RETAILERS are hoping strong spending in the lead-up to Christmas will boost the coffers as the latest trade figures revealed the sector remains in a slump.

Australian retail turnover rose 0.2 per cent in September, seasonally adjusted, according to the latest Australian Bureau of Statistics retail trade figures.

It is softer than expected, with the retail sector hoping the government's $1080 tax rebate for low and middle income earners, released in July, would stimulate the sector.

Rises were recorded in other retailing (0.8 per cent), cafes and restaurants (0.6 per cent), and food retailing (0.1 per cent).

The rises were slightly offset by a fall in clothing, footwear and personal accessory retailing (-0.5 per cent) and department stores (-0.2 per cent).

Household goods (0.0 per cent) was relatively unchanged.

Queensland, at -0.1 per cent, fell in seasonally adjusted terms in September 2019.

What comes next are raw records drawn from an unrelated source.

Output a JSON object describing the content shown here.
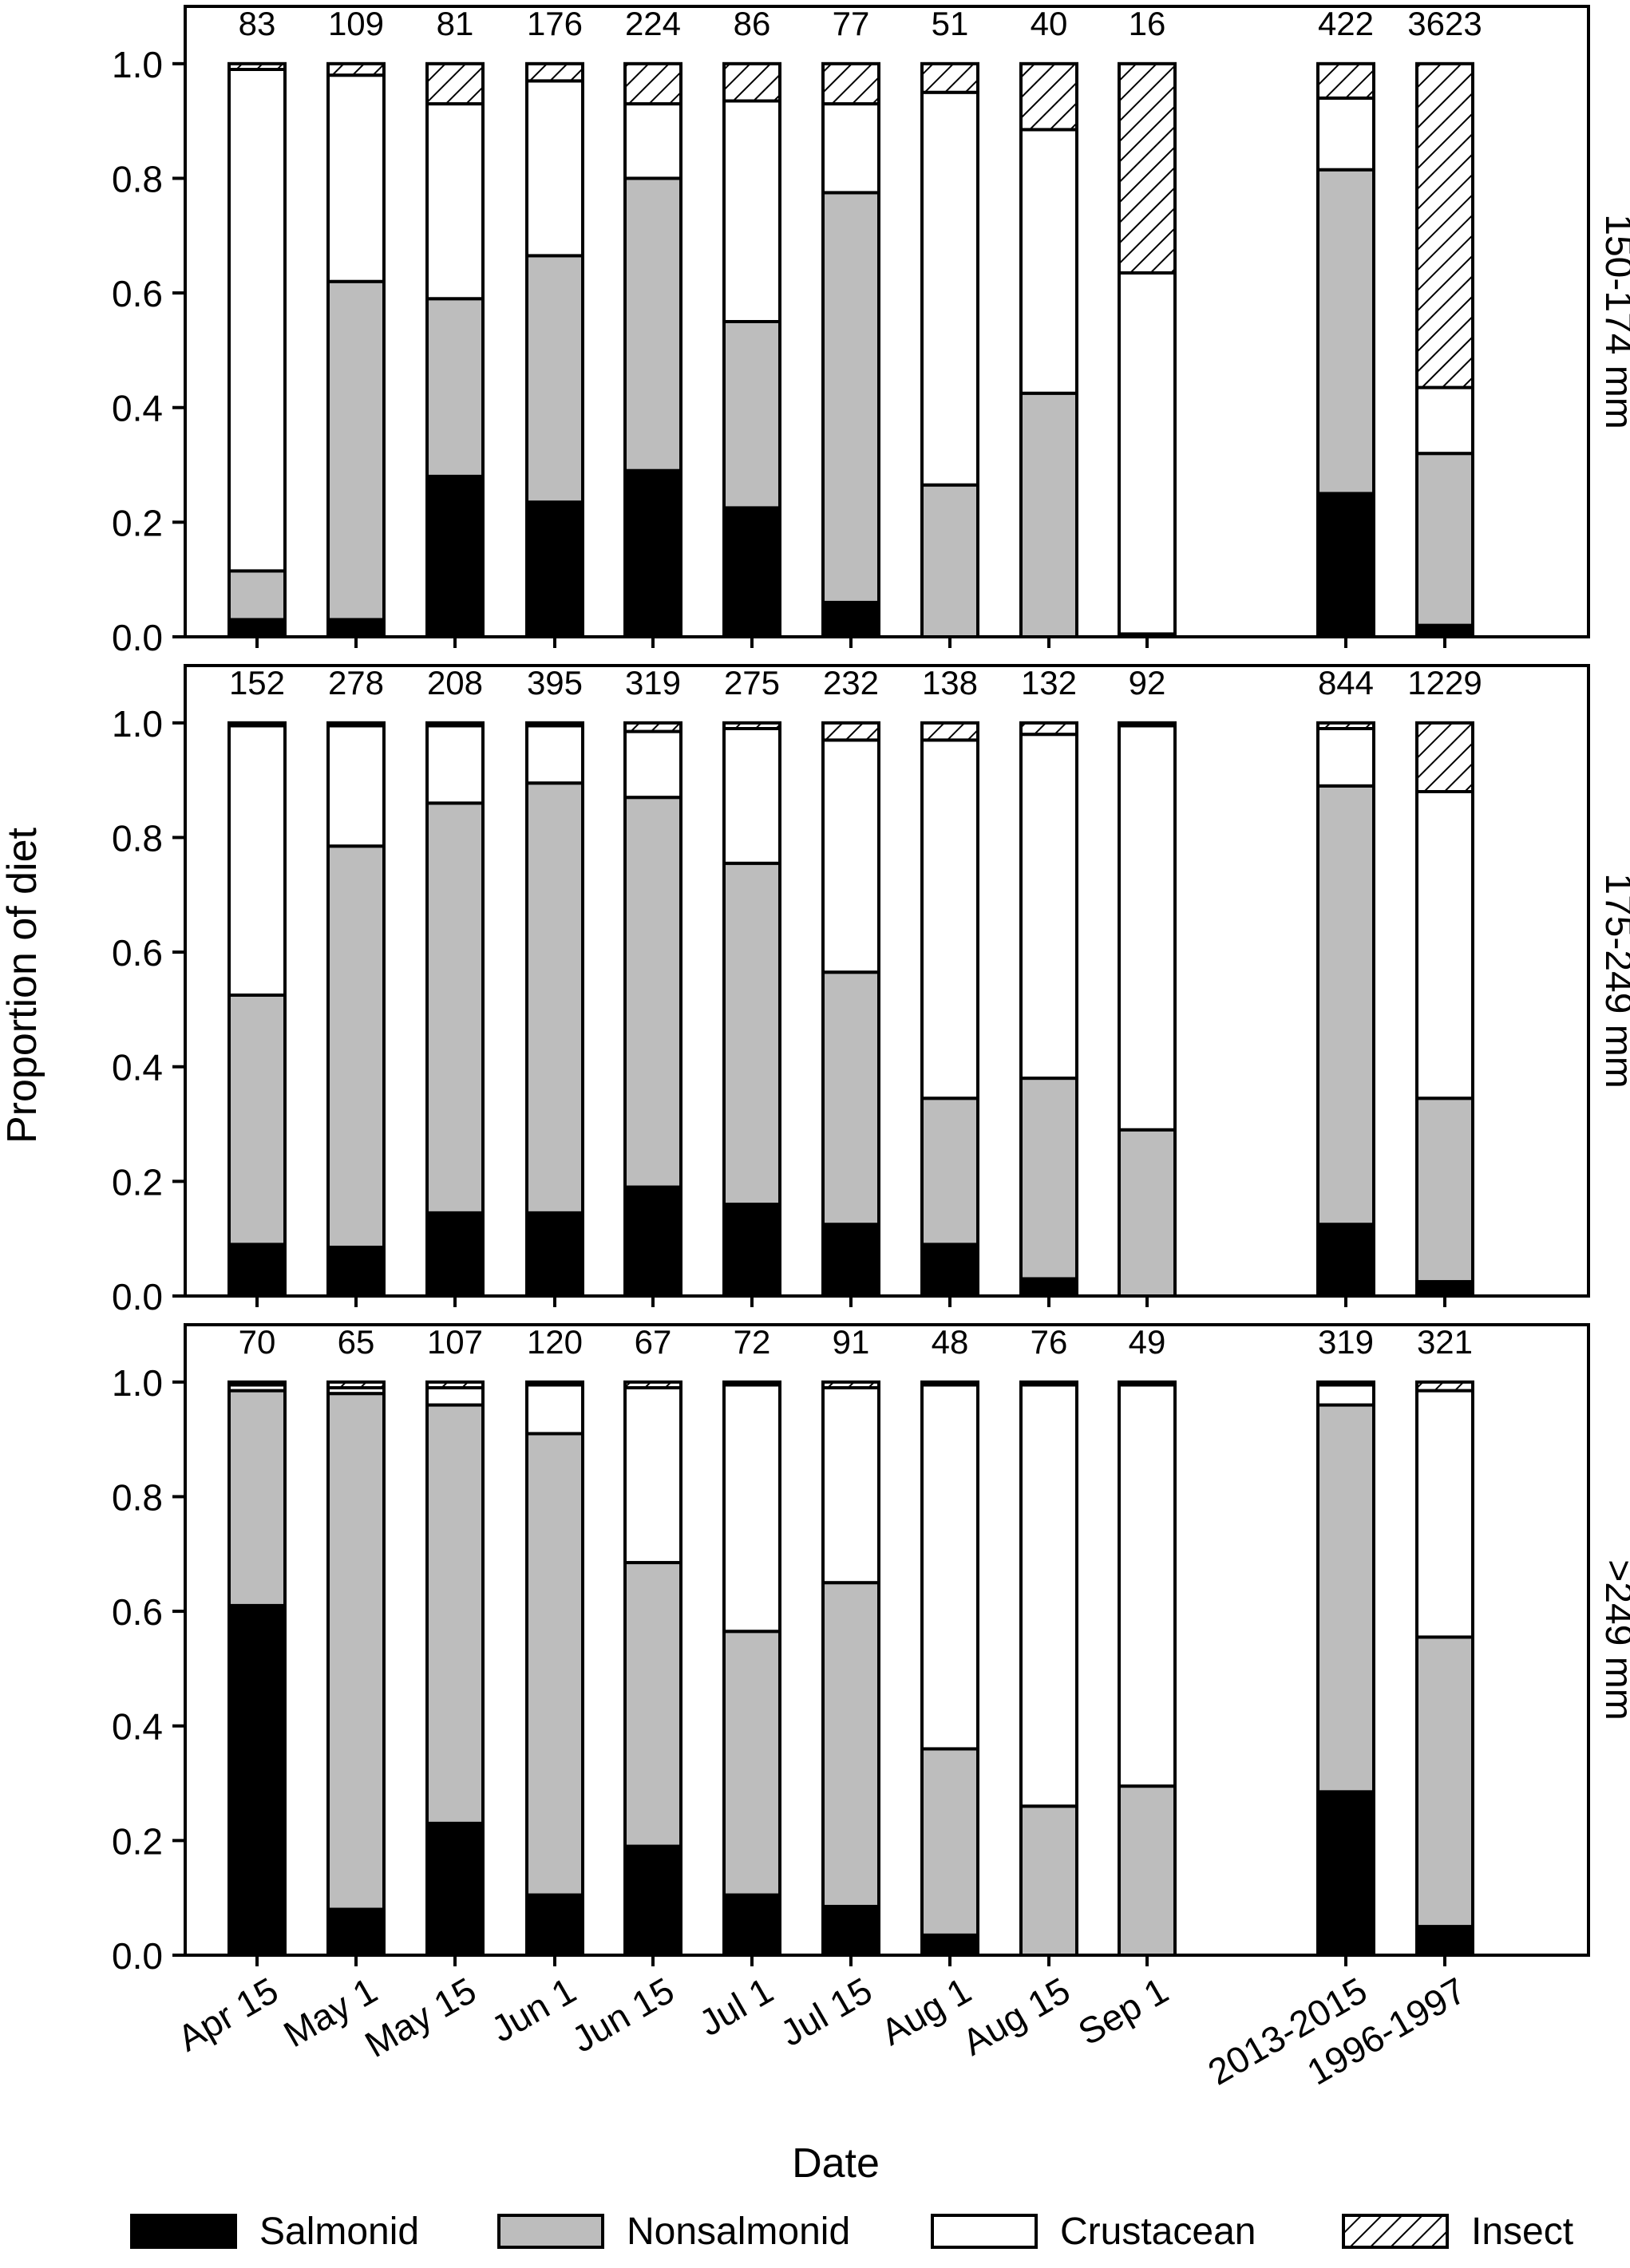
{
  "figure": {
    "ylabel": "Proportion of diet",
    "xlabel": "Date"
  },
  "chart_data": {
    "type": "bar",
    "stacked": true,
    "categories": [
      "Apr 15",
      "May 1",
      "May 15",
      "Jun 1",
      "Jun 15",
      "Jul 1",
      "Jul 15",
      "Aug 1",
      "Aug 15",
      "Sep 1",
      "2013-2015",
      "1996-1997"
    ],
    "ylim": [
      0,
      1.1
    ],
    "yticks": [
      "0.0",
      "0.2",
      "0.4",
      "0.6",
      "0.8",
      "1.0"
    ],
    "legend": {
      "position": "bottom",
      "items": [
        {
          "name": "Salmonid",
          "fill": "#000000"
        },
        {
          "name": "Nonsalmonid",
          "fill": "#bdbdbd"
        },
        {
          "name": "Crustacean",
          "fill": "#ffffff"
        },
        {
          "name": "Insect",
          "fill": "hatch"
        }
      ]
    },
    "panels": [
      {
        "label": "150-174 mm",
        "n": [
          "83",
          "109",
          "81",
          "176",
          "224",
          "86",
          "77",
          "51",
          "40",
          "16",
          "422",
          "3623"
        ],
        "series": [
          {
            "name": "Salmonid",
            "values": [
              0.03,
              0.03,
              0.28,
              0.235,
              0.29,
              0.225,
              0.06,
              0.0,
              0.0,
              0.0,
              0.25,
              0.02
            ]
          },
          {
            "name": "Nonsalmonid",
            "values": [
              0.085,
              0.59,
              0.31,
              0.43,
              0.51,
              0.325,
              0.715,
              0.265,
              0.425,
              0.005,
              0.565,
              0.3
            ]
          },
          {
            "name": "Crustacean",
            "values": [
              0.875,
              0.36,
              0.34,
              0.305,
              0.13,
              0.385,
              0.155,
              0.685,
              0.46,
              0.63,
              0.125,
              0.115
            ]
          },
          {
            "name": "Insect",
            "values": [
              0.01,
              0.02,
              0.07,
              0.03,
              0.07,
              0.065,
              0.07,
              0.05,
              0.115,
              0.365,
              0.06,
              0.565
            ]
          }
        ]
      },
      {
        "label": "175-249 mm",
        "n": [
          "152",
          "278",
          "208",
          "395",
          "319",
          "275",
          "232",
          "138",
          "132",
          "92",
          "844",
          "1229"
        ],
        "series": [
          {
            "name": "Salmonid",
            "values": [
              0.09,
              0.085,
              0.145,
              0.145,
              0.19,
              0.16,
              0.125,
              0.09,
              0.03,
              0.0,
              0.125,
              0.025
            ]
          },
          {
            "name": "Nonsalmonid",
            "values": [
              0.435,
              0.7,
              0.715,
              0.75,
              0.68,
              0.595,
              0.44,
              0.255,
              0.35,
              0.29,
              0.765,
              0.32
            ]
          },
          {
            "name": "Crustacean",
            "values": [
              0.47,
              0.21,
              0.135,
              0.1,
              0.115,
              0.235,
              0.405,
              0.625,
              0.6,
              0.705,
              0.1,
              0.535
            ]
          },
          {
            "name": "Insect",
            "values": [
              0.005,
              0.005,
              0.005,
              0.005,
              0.015,
              0.01,
              0.03,
              0.03,
              0.02,
              0.005,
              0.01,
              0.12
            ]
          }
        ]
      },
      {
        "label": ">249 mm",
        "n": [
          "70",
          "65",
          "107",
          "120",
          "67",
          "72",
          "91",
          "48",
          "76",
          "49",
          "319",
          "321"
        ],
        "series": [
          {
            "name": "Salmonid",
            "values": [
              0.61,
              0.08,
              0.23,
              0.105,
              0.19,
              0.105,
              0.085,
              0.035,
              0.0,
              0.0,
              0.285,
              0.05
            ]
          },
          {
            "name": "Nonsalmonid",
            "values": [
              0.375,
              0.9,
              0.73,
              0.805,
              0.495,
              0.46,
              0.565,
              0.325,
              0.26,
              0.295,
              0.675,
              0.505
            ]
          },
          {
            "name": "Crustacean",
            "values": [
              0.01,
              0.01,
              0.03,
              0.085,
              0.305,
              0.43,
              0.34,
              0.635,
              0.735,
              0.7,
              0.035,
              0.43
            ]
          },
          {
            "name": "Insect",
            "values": [
              0.005,
              0.01,
              0.01,
              0.005,
              0.01,
              0.005,
              0.01,
              0.005,
              0.005,
              0.005,
              0.005,
              0.015
            ]
          }
        ]
      }
    ]
  }
}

Online retail turnover contributed 6.3 per cent to total retail turnover in original terms in September, up from 5.6 per cent at the same time in 2018.


National Retail Association boss Dominique Lamb. Pic: Peter Wallis
National Retail Association boss Dominique Lamb. Pic: Peter Wallis


National Retail Association CEO Dominique Lamb said while the figures were not "disastrous", they were expected to be higher for the month.

"Measures such as tax cuts and reductions to interest rates have already been implemented, but clearly we're still yet to see retail sales rebound like we would have hoped," she said.

"Options that should be explored to stimulate sales include fast-tracking tax cuts due to come into effect in the coming years, government spending and even a further cut by the RBA to the cash rate."

In annual terms, retail trade volumes fell by 0.2 per cent, the first negative movement since 1991, during Australia's last recession.

Ernst & Young chief economist Jo Masters said the "disappointing" September sales showed consumers remained cautious despite the government's tax offset and record-low interest rates.

"Australian households are yet to respond to the turnaround in housing combined with the stimulus from rate cuts and the low and middle-income tax offset," she said.

"Indeed, it appears that households are spending less of the stimulus than we would typically expect.

"The RBA's forecast assumes about half is spent, but this looks optimistic."


Jo Masters is chief economist at EY Oceania.
Jo Masters is chief economist at EY Oceania.

Ms Masters said while increased spending may still emerge, Christmas spending "now becomes critical".

While many Australians have lodged tax returns earlier than usual, the average rebate has risen by around $420, as increased scrutiny around deductions works to offset the rebate.

Ms Masters said quarter three's GDP would start from a weak base, with retail trade making up about 30 per cent of consumption.